Breaking complex workflows into multiple steps
Creating deterministic routing based on document classifications
Implementing validation checks and guardrails
Designing human review processes for edge cases

When possible, design the process around asynchronous processing rather than optimizing for latency, especially for back-office workflows where accuracy is more important than speed.

How can I reduce costs for document processing?

Several strategies can help manage costs:

Use model distillation to create smaller, faster models for specific tasks
Implement lightweight classifiers as an initial step to route documents appropriately
Use pre-filtering to only apply expensive processing (like semantic chunking) to documents that require it
Break processing into multiple steps with specialized models for each task

For back-office workflows, prioritize accuracy over latency and design processes that accommodate asynchronous processing.

How should I involve domain experts in document automation?

Domain experts are crucial for successful document automation.

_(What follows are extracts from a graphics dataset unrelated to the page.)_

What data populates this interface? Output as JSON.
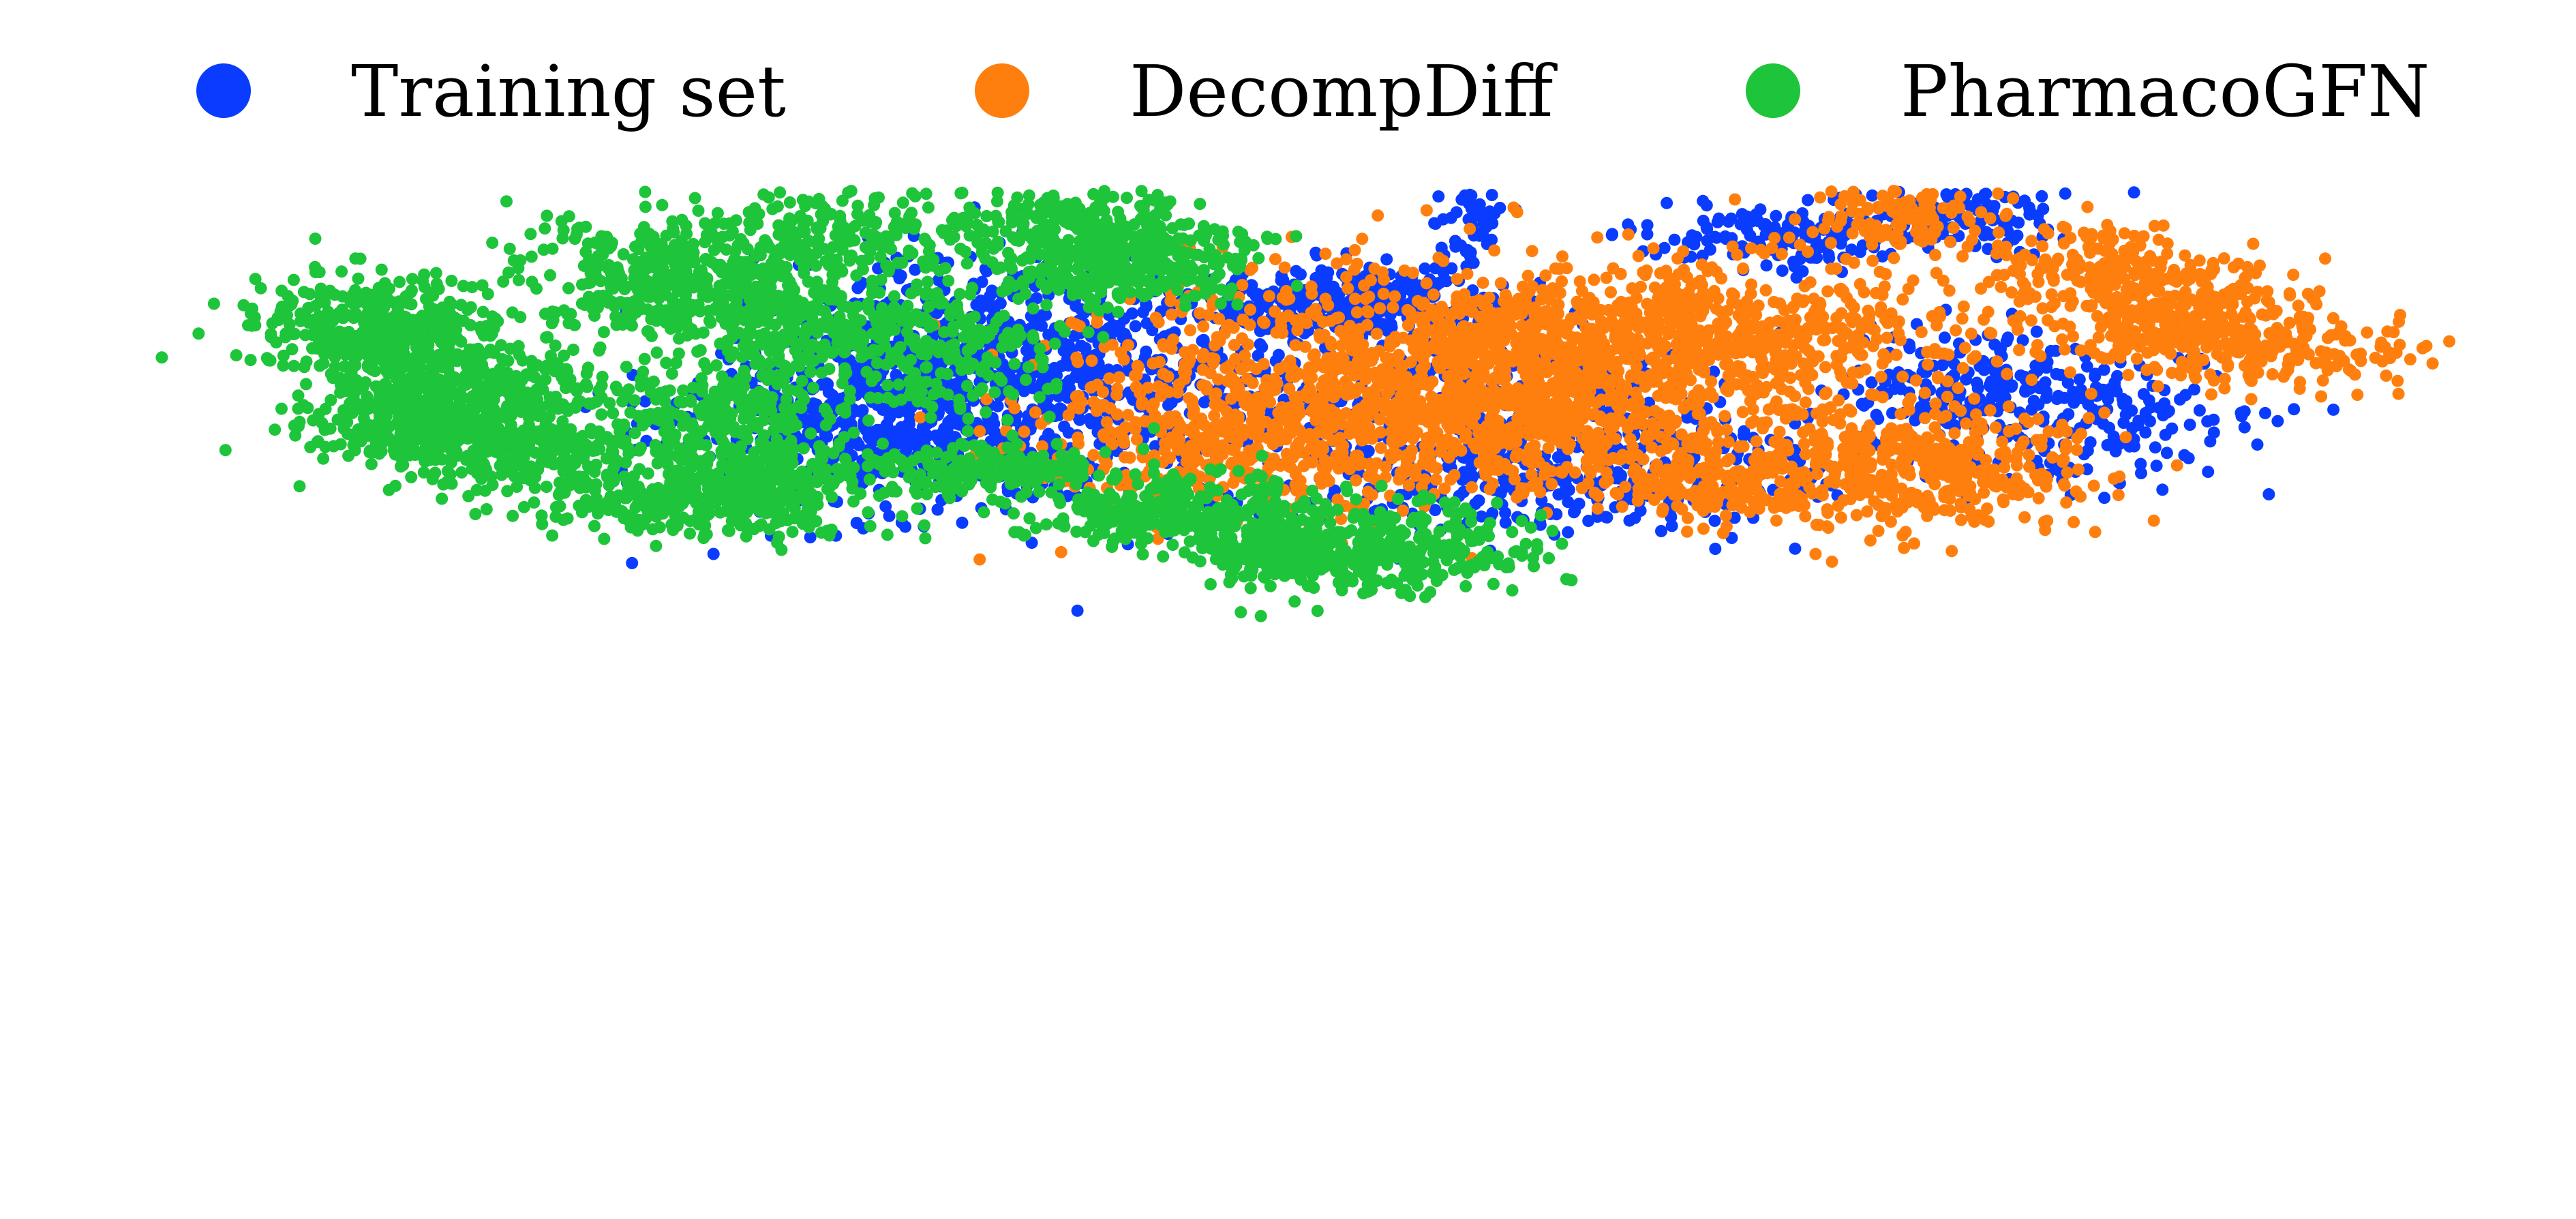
{
  "chart_data": {
    "type": "scatter",
    "title": "",
    "xlabel": "",
    "ylabel": "",
    "axes_visible": false,
    "grid": false,
    "legend_placement": "top",
    "series": [
      {
        "name": "Training set",
        "color": "#0a3cff"
      },
      {
        "name": "DecompDiff",
        "color": "#ff7f0e"
      },
      {
        "name": "PharmacoGFN",
        "color": "#1ec43a"
      }
    ]
  }
}
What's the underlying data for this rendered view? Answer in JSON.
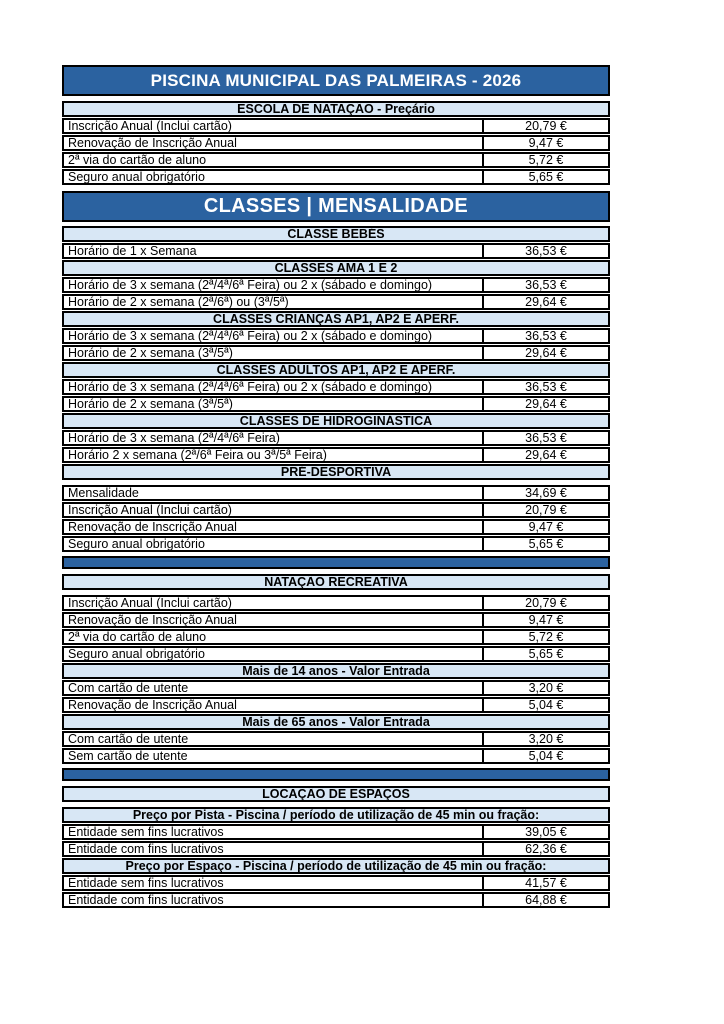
{
  "document_title": "PISCINA MUNICIPAL DAS PALMEIRAS - 2026",
  "colors": {
    "dark_blue": "#2B62A0",
    "light_blue": "#D8E7F5",
    "border": "#000000",
    "band_text": "#FFFFFF",
    "text": "#000000",
    "page_bg": "#FFFFFF"
  },
  "sections": [
    {
      "type": "title",
      "text": "PISCINA MUNICIPAL DAS PALMEIRAS - 2026"
    },
    {
      "type": "gap",
      "h": 3
    },
    {
      "type": "header",
      "text": "ESCOLA DE NATAÇÃO - Preçário"
    },
    {
      "type": "row",
      "label": "Inscrição Anual (Inclui cartão)",
      "price": "20,79 €"
    },
    {
      "type": "row",
      "label": "Renovação de Inscrição Anual",
      "price": "9,47 €"
    },
    {
      "type": "row",
      "label": "2ª via do cartão de aluno",
      "price": "5,72 €"
    },
    {
      "type": "row",
      "label": "Seguro anual obrigatório",
      "price": "5,65 €"
    },
    {
      "type": "gap",
      "h": 4
    },
    {
      "type": "title2",
      "text": "CLASSES | MENSALIDADE"
    },
    {
      "type": "gap",
      "h": 2
    },
    {
      "type": "header",
      "text": "CLASSE BEBÉS"
    },
    {
      "type": "row",
      "label": "Horário de 1 x Semana",
      "price": "36,53 €"
    },
    {
      "type": "header",
      "text": "CLASSES AMA 1 E 2"
    },
    {
      "type": "row",
      "label": "Horário de 3 x semana (2ª/4ª/6ª Feira) ou 2 x (sábado e domingo)",
      "price": "36,53 €"
    },
    {
      "type": "row",
      "label": "Horário de 2 x semana (2ª/6ª) ou (3ª/5ª)",
      "price": "29,64 €"
    },
    {
      "type": "header",
      "text": "CLASSES CRIANÇAS AP1, AP2 E APERF."
    },
    {
      "type": "row",
      "label": "Horário de 3 x semana (2ª/4ª/6ª Feira) ou 2 x (sábado e domingo)",
      "price": "36,53 €"
    },
    {
      "type": "row",
      "label": "Horário de 2 x semana (3ª/5ª)",
      "price": "29,64 €"
    },
    {
      "type": "header",
      "text": "CLASSES ADULTOS AP1, AP2 E APERF."
    },
    {
      "type": "row",
      "label": "Horário de 3 x semana (2ª/4ª/6ª Feira) ou 2 x (sábado e domingo)",
      "price": "36,53 €"
    },
    {
      "type": "row",
      "label": "Horário de 2 x semana (3ª/5ª)",
      "price": "29,64 €"
    },
    {
      "type": "header",
      "text": "CLASSES DE HIDROGINÁSTICA"
    },
    {
      "type": "row",
      "label": "Horário de 3 x semana (2ª/4ª/6ª Feira)",
      "price": "36,53 €"
    },
    {
      "type": "row",
      "label": "Horário 2 x semana (2ª/6ª Feira ou 3ª/5ª Feira)",
      "price": "29,64 €"
    },
    {
      "type": "header",
      "text": "PRÉ-DESPORTIVA"
    },
    {
      "type": "gap",
      "h": 3
    },
    {
      "type": "row",
      "label": "Mensalidade",
      "price": "34,69 €"
    },
    {
      "type": "row",
      "label": "Inscrição Anual (Inclui cartão)",
      "price": "20,79 €"
    },
    {
      "type": "row",
      "label": "Renovação de Inscrição Anual",
      "price": "9,47 €"
    },
    {
      "type": "row",
      "label": "Seguro anual obrigatório",
      "price": "5,65 €"
    },
    {
      "type": "gap",
      "h": 2
    },
    {
      "type": "separator"
    },
    {
      "type": "gap",
      "h": 3
    },
    {
      "type": "header",
      "text": "NATAÇÃO RECREATIVA"
    },
    {
      "type": "gap",
      "h": 3
    },
    {
      "type": "row",
      "label": "Inscrição Anual (Inclui cartão)",
      "price": "20,79 €"
    },
    {
      "type": "row",
      "label": "Renovação de Inscrição Anual",
      "price": "9,47 €"
    },
    {
      "type": "row",
      "label": "2ª via do cartão de aluno",
      "price": "5,72 €"
    },
    {
      "type": "row",
      "label": "Seguro anual obrigatório",
      "price": "5,65 €"
    },
    {
      "type": "header",
      "text": "Mais de 14 anos - Valor Entrada"
    },
    {
      "type": "row",
      "label": "Com cartão de utente",
      "price": "3,20 €"
    },
    {
      "type": "row",
      "label": "Renovação de Inscrição Anual",
      "price": "5,04 €"
    },
    {
      "type": "header",
      "text": "Mais de 65 anos - Valor Entrada"
    },
    {
      "type": "row",
      "label": "Com cartão de utente",
      "price": "3,20 €"
    },
    {
      "type": "row",
      "label": "Sem cartão de utente",
      "price": "5,04 €"
    },
    {
      "type": "gap",
      "h": 2
    },
    {
      "type": "separator"
    },
    {
      "type": "gap",
      "h": 3
    },
    {
      "type": "header",
      "text": "LOCAÇÃO DE ESPAÇOS"
    },
    {
      "type": "gap",
      "h": 3
    },
    {
      "type": "header",
      "text": "Preço por Pista - Piscina / período de utilização de 45 min ou fração:"
    },
    {
      "type": "row",
      "label": "Entidade sem fins lucrativos",
      "price": "39,05 €"
    },
    {
      "type": "row",
      "label": "Entidade com fins lucrativos",
      "price": "62,36 €"
    },
    {
      "type": "header",
      "text": "Preço por Espaço - Piscina / período de utilização de 45 min ou fração:"
    },
    {
      "type": "row",
      "label": "Entidade sem fins lucrativos",
      "price": "41,57 €"
    },
    {
      "type": "row",
      "label": "Entidade com fins lucrativos",
      "price": "64,88 €"
    }
  ]
}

Involve them in:

Tailoring classifications and schema design to match industry jargon
Building comprehensive evaluation sets
Optimizing extraction rules to properly interpret domain-specific terminology
Designing validation checks based on their knowledge of the data

Teams that effectively incorporate domain experts gain a significant competitive advantage in document automation.

What's the best way to start automating a document workflow?

Start by identifying a single, high-priority use case rather than attempting to automate multiple workflows simultaneously. Focus on understanding the data and existing process thoroughly before designing automation.

Consider these steps:

Implement a human-in-the-loop flow to collect production data
Involve domain experts to understand tacit knowledge
Create robust evaluation sets for each step in the process
Start with augmentation before moving to automation
Design the process around automation rather than trying to replicate the manual process

This approach delivers business value faster while building organizational comfort with automation.